Jonathan's Space Report
- Website type: Astronautics
- Available in: English
- Creator: Jonathan McDowell
- Website: planet4589.org/space/jsr/jsr.html
- Launched: 1989; 37 years ago
- Current status: active

= Jonathan's Space Report =

Newsletter about the Space Age

Jonathan's Space Report (JSR) is a newsletter about the Space Age hosted at Jonathan's Space Page. It is written by Jonathan McDowell, a Center for Astrophysics | Harvard & Smithsonian astrophysicist. It is updated as McDowell's schedule permits, but he tries to publish two issues each month. Originally, the website was hosted on a Harvard University account, but it was moved in late 2003 to a dedicated domain.

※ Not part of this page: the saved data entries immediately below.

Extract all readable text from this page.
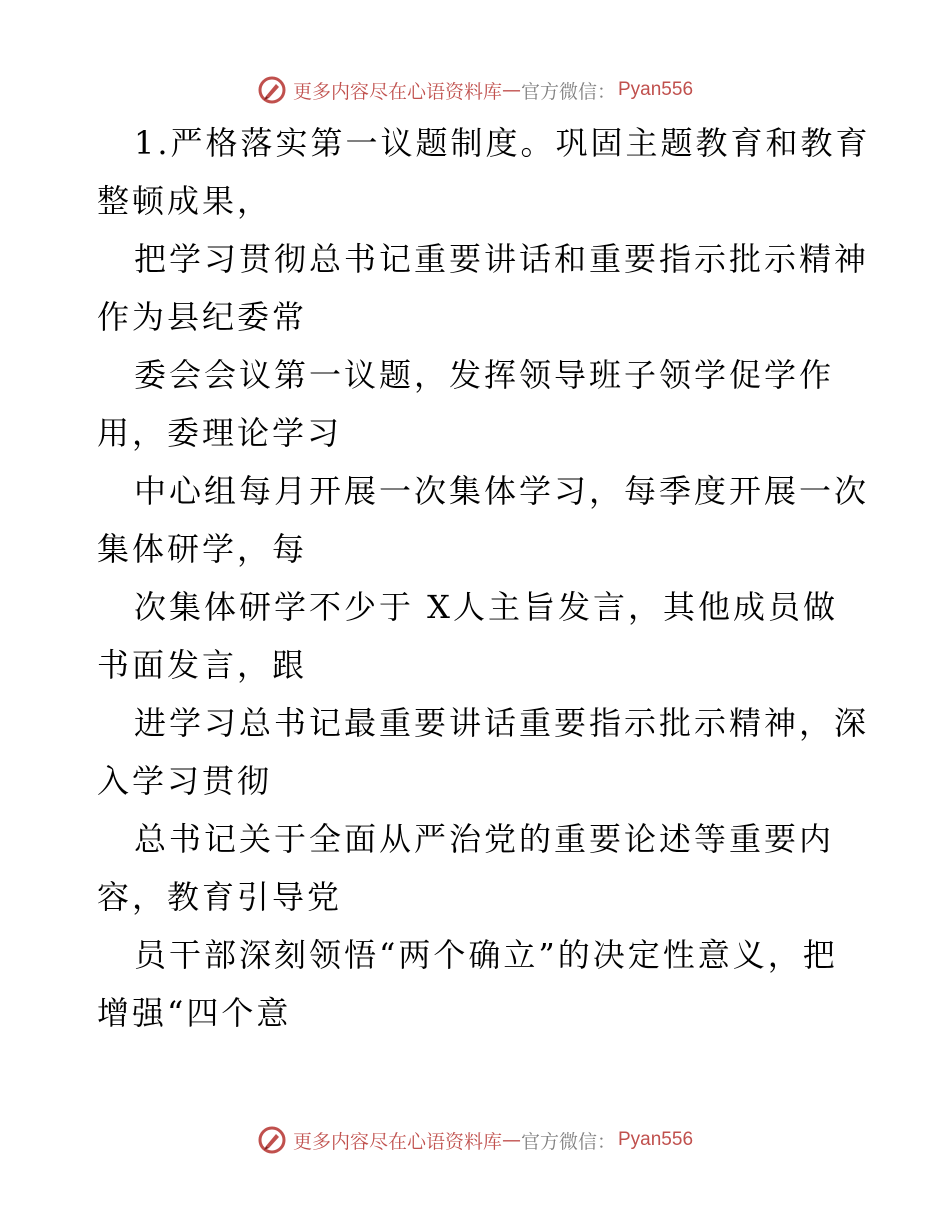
更多内容尽在心语资料库 — 官方微信： Pyan556
1.严格落实第一议题制度。巩固主题教育和教育
整顿成果，
把学习贯彻总书记重要讲话和重要指示批示精神
作为县纪委常
委会会议第一议题，发挥领导班子领学促学作
用，委理论学习
中心组每月开展一次集体学习，每季度开展一次
集体研学，每
次集体研学不少于 X人主旨发言，其他成员做
书面发言，跟
进学习总书记最重要讲话重要指示批示精神，深
入学习贯彻
总书记关于全面从严治党的重要论述等重要内
容，教育引导党
员干部深刻领悟“两个确立”的决定性意义，把
增强“四个意
更多内容尽在心语资料库 — 官方微信： Pyan556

Started in 1989, the newsletter reports on recent space launches, International Space Station activities, spacecraft developments, and newly released space-related data. McDowell's report occasionally corrects NASA's official web sites, or provides additional data on classified launches that are not available elsewhere.

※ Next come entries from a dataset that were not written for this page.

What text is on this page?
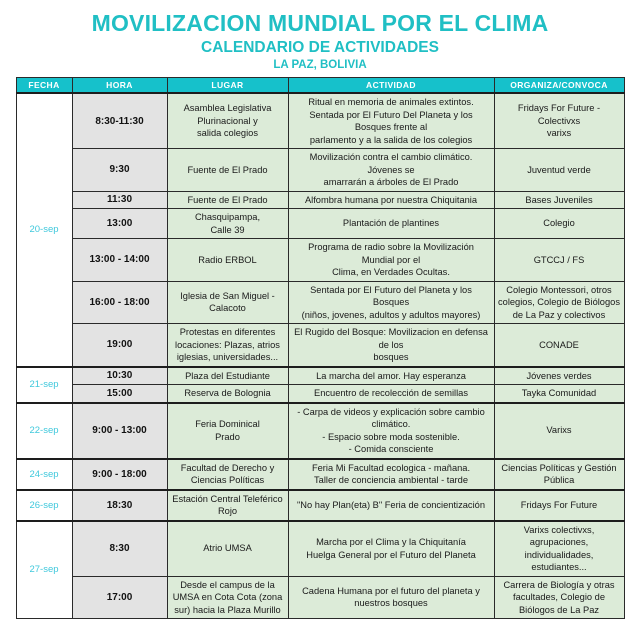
MOVILIZACION MUNDIAL POR EL CLIMA
CALENDARIO DE ACTIVIDADES
LA PAZ, BOLIVIA
FECHA	HORA	LUGAR	ACTIVIDAD	ORGANIZA/CONVOCA
20-sep	8:30-11:30	Asamblea Legislativa
Plurinacional y
salida colegios	Ritual en memoria de animales extintos.
Sentada por El Futuro Del Planeta y los Bosques frente al
parlamento y a la salida de los colegios	Fridays For Future - Colectivxs
varixs
	9:30	Fuente de El Prado	Movilización contra el cambio climático. Jóvenes se
amarrarán a árboles de El Prado	Juventud verde
	11:30	Fuente de El Prado	Alfombra humana por nuestra Chiquitania	Bases Juveniles
	13:00	Chasquipampa,
Calle 39	Plantación de plantines	Colegio
	13:00 - 14:00	Radio ERBOL	Programa de radio sobre la Movilización Mundial por el
Clima, en Verdades Ocultas.	GTCCJ / FS
	16:00 - 18:00	Iglesia de San Miguel -
Calacoto	Sentada por El Futuro del Planeta y los Bosques
(niños, jovenes, adultos y adultos mayores)	Colegio Montessori, otros
colegios, Colegio de Biólogos
de La Paz y colectivos
	19:00	Protestas en diferentes
locaciones: Plazas, atrios
iglesias, universidades...	El Rugido del Bosque: Movilizacion en defensa de los
bosques	CONADE
21-sep	10:30	Plaza del Estudiante	La marcha del amor. Hay esperanza	Jóvenes verdes
	15:00	Reserva de Bolognia	Encuentro de recolección de semillas	Tayka Comunidad
22-sep	9:00 - 13:00	Feria Dominical
Prado	- Carpa de videos y explicación sobre cambio climático.
- Espacio sobre moda sostenible.
- Comida consciente	Varixs
24-sep	9:00 - 18:00	Facultad de Derecho y
Ciencias Políticas	Feria Mi Facultad ecologica - mañana.
Taller de conciencia ambiental - tarde	Ciencias Políticas y Gestión
Pública
26-sep	18:30	Estación Central Teleférico
Rojo	"No hay Plan(eta) B" Feria de concientización	Fridays For Future
27-sep	8:30	Atrio UMSA	Marcha por el Clima y la Chiquitanía
Huelga General por el Futuro del Planeta	Varixs colectivxs,
agrupaciones,
individualidades,
estudiantes...
	17:00	Desde el campus de la
UMSA en Cota Cota (zona
sur) hacia la Plaza Murillo	Cadena Humana por el futuro del planeta y nuestros bosques	Carrera de Biología y otras
facultades, Colegio de
Biólogos de La Paz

Associated projects on the JSR web site are:
- A catalog of all known geosynchronous satellites and their current positions
- A listing of satellite launch attempts
- A cross-reference between catalog number and international designation of artificial satellites
- A photo archive covering many launch attempts
- A catalog of all spacecraft reentries

McDowell has long campaigned for U.S. compliance with the UN Convention on Registration of Outer Space Objects (1975) and UN Resolution 1721B (1961).